How do Amazon DSP drivers and owners operate?
Amazon DSP (Delivery Service Partner) drivers work for third-party logistics companies contracted by Amazon to deliver packages. These companies, called DSPs, hire drivers to fulfill delivery routes. DSP owners manage the day-to-day operations of their fleets, handling hiring, logistics, and compliance while adhering to Amazon's strict standards for delivery efficiency and customer service.
What is the minimum ad spend for using Amazon DSP (Demand-Side Platform)?
To use Amazon's Demand-Side Platform (DSP) with its managed service option, advertisers must commit to a minimum ad spend of $50,000. For businesses using the self-service model, there is no fixed minimum, but many agencies recommend having at least $10,000-$15,000 in monthly ad budgets for effective results.
What are the main differences between Amazon DSP ads and Sponsored Ads?
Amazon DSP ads are designed for programmatic advertising both on and off Amazon, providing more advanced targeting options such as video, audio, and display formats.
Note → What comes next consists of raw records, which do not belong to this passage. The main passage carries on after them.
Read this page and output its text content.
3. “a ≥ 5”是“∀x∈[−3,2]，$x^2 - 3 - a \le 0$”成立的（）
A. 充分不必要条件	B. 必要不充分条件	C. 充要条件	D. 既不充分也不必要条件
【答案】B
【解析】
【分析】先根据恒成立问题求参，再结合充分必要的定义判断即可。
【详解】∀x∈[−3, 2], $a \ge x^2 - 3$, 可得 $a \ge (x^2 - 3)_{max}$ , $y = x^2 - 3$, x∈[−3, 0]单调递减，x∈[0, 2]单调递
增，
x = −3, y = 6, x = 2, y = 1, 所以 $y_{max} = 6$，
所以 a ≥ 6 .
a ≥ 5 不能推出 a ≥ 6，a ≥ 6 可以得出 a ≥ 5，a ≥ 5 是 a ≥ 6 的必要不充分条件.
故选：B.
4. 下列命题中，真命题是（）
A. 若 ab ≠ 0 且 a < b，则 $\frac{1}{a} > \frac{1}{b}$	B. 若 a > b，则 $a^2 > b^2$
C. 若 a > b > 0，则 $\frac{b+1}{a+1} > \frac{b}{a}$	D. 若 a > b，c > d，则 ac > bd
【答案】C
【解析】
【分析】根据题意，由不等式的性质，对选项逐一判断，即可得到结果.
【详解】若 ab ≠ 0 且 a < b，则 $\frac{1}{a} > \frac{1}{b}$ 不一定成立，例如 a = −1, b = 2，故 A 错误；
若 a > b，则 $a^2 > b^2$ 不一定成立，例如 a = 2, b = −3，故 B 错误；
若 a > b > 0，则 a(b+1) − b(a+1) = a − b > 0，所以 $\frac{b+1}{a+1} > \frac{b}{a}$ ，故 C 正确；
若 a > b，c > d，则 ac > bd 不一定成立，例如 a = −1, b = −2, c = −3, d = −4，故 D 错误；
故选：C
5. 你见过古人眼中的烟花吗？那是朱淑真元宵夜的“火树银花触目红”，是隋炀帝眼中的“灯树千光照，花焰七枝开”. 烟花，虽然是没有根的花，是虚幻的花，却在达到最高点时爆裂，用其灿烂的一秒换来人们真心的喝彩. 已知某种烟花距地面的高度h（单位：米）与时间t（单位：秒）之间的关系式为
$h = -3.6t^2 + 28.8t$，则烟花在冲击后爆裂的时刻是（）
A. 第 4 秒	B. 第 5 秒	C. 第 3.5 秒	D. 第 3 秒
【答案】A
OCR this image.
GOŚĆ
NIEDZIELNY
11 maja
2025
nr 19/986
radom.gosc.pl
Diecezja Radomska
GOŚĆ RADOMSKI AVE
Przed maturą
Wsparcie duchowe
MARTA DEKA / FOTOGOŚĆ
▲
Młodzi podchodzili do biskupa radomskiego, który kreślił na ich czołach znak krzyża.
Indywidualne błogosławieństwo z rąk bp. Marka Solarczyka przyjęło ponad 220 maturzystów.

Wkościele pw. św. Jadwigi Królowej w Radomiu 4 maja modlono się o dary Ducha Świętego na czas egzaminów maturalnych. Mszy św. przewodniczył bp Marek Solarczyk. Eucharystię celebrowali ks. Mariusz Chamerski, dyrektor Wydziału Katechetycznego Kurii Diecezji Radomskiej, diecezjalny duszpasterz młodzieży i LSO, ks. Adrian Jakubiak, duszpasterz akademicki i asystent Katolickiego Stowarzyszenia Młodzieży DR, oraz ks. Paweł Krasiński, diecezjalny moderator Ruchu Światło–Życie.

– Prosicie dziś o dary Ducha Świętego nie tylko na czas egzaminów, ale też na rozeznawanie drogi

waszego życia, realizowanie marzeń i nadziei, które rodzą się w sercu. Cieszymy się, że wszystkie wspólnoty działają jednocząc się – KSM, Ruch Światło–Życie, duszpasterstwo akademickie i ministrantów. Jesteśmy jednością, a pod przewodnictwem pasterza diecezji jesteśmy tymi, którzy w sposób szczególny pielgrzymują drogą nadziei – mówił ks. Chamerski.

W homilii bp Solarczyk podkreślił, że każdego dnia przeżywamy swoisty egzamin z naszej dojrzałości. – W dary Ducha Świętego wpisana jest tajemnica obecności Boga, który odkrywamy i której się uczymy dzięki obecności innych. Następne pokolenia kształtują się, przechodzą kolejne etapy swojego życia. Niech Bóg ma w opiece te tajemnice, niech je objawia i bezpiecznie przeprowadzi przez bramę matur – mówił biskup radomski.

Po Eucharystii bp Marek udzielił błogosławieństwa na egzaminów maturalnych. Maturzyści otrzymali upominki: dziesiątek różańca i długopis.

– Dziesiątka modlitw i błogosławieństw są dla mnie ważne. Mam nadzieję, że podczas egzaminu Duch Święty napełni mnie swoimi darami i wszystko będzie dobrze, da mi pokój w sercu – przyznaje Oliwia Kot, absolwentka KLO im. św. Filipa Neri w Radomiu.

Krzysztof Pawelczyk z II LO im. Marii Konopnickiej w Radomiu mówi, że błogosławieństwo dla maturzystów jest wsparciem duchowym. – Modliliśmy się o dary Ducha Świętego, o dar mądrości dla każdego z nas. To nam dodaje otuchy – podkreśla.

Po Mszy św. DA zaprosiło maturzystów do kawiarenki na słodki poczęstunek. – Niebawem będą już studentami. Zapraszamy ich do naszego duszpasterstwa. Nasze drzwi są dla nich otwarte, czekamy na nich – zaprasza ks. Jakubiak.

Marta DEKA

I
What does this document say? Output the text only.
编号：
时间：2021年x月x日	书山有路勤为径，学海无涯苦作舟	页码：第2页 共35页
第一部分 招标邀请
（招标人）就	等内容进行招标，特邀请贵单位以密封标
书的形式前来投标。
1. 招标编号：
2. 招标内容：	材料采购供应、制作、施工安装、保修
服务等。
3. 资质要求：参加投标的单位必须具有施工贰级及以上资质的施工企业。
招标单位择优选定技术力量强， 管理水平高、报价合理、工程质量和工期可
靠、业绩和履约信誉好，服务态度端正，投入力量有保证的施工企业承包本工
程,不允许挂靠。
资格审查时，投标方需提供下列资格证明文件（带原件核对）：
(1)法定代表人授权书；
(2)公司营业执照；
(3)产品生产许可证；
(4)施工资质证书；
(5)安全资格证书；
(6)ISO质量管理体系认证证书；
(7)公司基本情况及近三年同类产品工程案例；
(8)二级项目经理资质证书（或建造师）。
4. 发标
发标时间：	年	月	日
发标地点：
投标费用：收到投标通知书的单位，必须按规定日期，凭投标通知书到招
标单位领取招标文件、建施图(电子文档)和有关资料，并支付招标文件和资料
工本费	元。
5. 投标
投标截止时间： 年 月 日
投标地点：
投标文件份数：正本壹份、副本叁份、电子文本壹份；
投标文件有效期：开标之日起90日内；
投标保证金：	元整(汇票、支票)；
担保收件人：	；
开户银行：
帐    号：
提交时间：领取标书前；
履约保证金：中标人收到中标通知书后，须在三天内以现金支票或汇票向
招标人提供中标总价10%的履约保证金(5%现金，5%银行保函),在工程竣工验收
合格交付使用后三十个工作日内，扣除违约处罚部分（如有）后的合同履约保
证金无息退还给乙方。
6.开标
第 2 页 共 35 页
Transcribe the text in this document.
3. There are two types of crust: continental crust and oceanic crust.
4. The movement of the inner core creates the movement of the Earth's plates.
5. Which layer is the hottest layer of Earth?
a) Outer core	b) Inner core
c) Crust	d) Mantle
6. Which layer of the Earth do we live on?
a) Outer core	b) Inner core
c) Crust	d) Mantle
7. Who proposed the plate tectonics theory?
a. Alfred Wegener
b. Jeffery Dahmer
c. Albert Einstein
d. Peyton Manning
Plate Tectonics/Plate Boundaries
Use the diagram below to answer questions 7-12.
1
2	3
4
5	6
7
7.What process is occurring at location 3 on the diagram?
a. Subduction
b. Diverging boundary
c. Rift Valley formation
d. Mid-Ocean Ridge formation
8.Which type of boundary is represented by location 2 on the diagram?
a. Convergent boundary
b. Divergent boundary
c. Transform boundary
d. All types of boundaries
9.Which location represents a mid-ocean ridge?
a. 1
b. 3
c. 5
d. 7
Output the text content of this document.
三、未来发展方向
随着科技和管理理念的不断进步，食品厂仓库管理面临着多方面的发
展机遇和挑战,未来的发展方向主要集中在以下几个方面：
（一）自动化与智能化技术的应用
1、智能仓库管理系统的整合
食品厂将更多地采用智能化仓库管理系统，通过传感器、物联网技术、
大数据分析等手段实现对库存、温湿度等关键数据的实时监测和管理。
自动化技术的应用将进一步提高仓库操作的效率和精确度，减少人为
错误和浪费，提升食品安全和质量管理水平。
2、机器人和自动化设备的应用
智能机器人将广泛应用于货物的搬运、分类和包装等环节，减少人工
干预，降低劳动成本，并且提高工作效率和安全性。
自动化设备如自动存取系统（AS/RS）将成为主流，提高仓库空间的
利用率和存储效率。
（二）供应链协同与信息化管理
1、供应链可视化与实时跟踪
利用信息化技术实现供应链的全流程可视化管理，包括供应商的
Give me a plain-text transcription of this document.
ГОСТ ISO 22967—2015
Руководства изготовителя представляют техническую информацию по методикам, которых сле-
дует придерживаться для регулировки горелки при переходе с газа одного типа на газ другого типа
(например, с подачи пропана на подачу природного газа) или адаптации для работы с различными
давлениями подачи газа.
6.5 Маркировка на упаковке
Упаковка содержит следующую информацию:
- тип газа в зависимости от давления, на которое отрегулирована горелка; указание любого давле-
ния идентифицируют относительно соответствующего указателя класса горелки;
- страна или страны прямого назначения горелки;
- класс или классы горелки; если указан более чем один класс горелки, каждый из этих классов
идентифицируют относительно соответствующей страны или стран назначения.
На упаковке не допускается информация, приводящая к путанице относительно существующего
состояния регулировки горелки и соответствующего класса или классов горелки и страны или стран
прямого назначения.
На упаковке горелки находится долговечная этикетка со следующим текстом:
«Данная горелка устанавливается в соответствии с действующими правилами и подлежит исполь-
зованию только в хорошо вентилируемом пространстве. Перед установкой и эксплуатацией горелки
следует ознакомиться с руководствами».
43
In contrast, Sponsored Ads (e.g., Sponsored Products, Sponsored Brands) are primarily on-Amazon search ads designed to boost visibility within Amazon’s marketplace. Amazon DSP offers advertisers the ability to target customers who are not necessarily browsing Amazon.
How profitable is owning an Amazon Delivery Service Partner (DSP)?
Profitability for Amazon DSP owners varies widely depending on location, operational efficiency, and the number of routes managed. While some Reddit users report that it can provide stable cash flow, others caution that Amazon’s high standards and slim profit margins—sometimes as low as 10%—make it a challenging business to run, especially when factoring in vehicle costs, insurance, and employee management.